I settled the two of them in our guest room and in a split second or two they were parked at the small table in our eat-in kitchen awaiting a cup of my wife's famously potent black coffee and a schtickle. (A schtickle is something small to nibble on--usually something sweet, like a piece of babka or a danish or a few rugelach. I offered Sylvie and Slappy a selection of all three. They are not getting any younger.)
Uncle Slappy sipped deeply at his coffee and closed his eyes with its goodness. Though he is my uncle, I think he and Sylvie come up so often for my wife's coffee. I don't know how she does it, but I think she makes the best in the world.
Fortified by Sumatran caffeine, Uncle Slappy began his routine.
"Aunt Sylvie and I saw the Grateful Fred last night.

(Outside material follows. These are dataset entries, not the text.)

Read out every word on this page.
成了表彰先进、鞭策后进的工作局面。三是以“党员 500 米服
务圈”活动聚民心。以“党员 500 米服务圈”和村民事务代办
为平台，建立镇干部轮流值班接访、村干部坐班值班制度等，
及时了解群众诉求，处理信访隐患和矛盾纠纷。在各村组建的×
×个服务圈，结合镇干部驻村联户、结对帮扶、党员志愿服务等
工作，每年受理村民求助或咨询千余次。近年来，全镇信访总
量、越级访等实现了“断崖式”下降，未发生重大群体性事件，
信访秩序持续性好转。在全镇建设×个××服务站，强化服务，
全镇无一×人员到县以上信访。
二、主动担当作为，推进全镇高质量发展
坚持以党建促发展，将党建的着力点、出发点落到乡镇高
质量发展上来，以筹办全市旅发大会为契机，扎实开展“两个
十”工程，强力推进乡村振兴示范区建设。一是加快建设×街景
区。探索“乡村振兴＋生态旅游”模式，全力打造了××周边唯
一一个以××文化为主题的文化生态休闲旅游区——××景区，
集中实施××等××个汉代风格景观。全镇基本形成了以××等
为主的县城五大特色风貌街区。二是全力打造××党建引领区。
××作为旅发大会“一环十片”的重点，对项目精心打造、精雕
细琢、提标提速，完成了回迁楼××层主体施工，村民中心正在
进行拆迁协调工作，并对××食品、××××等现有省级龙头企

They were playing at the recreation center in the village."
"The Grateful Fred?" I asked.
"Fred Weintraub, Fred Steinmetz and Fred Kopinsky. They live in our condo development. They play jazz," Uncle Slappy explained.
"They ain't Tommy Dorsey," Aunt Sylvie chimed in between bites of cherry danish.
"It's a funny name for a band," I added.
"Well, the Grateful Fred are no Grateful Dead," Uncle Slappy concluded.
"Thank god," said Aunt Sylvie. "Thank god."
She was never one for rock-n-roll, Aunt Sylvie. I was surprised they even knew who the Grateful Dead were.
"Download them you can try to, on the iTunes," Uncle Slappy said.
Then, tired from their trip, Sylvie and Slappy went to their bedroom to rest, impervious to the caffeine they had just ingested, and just about everything else.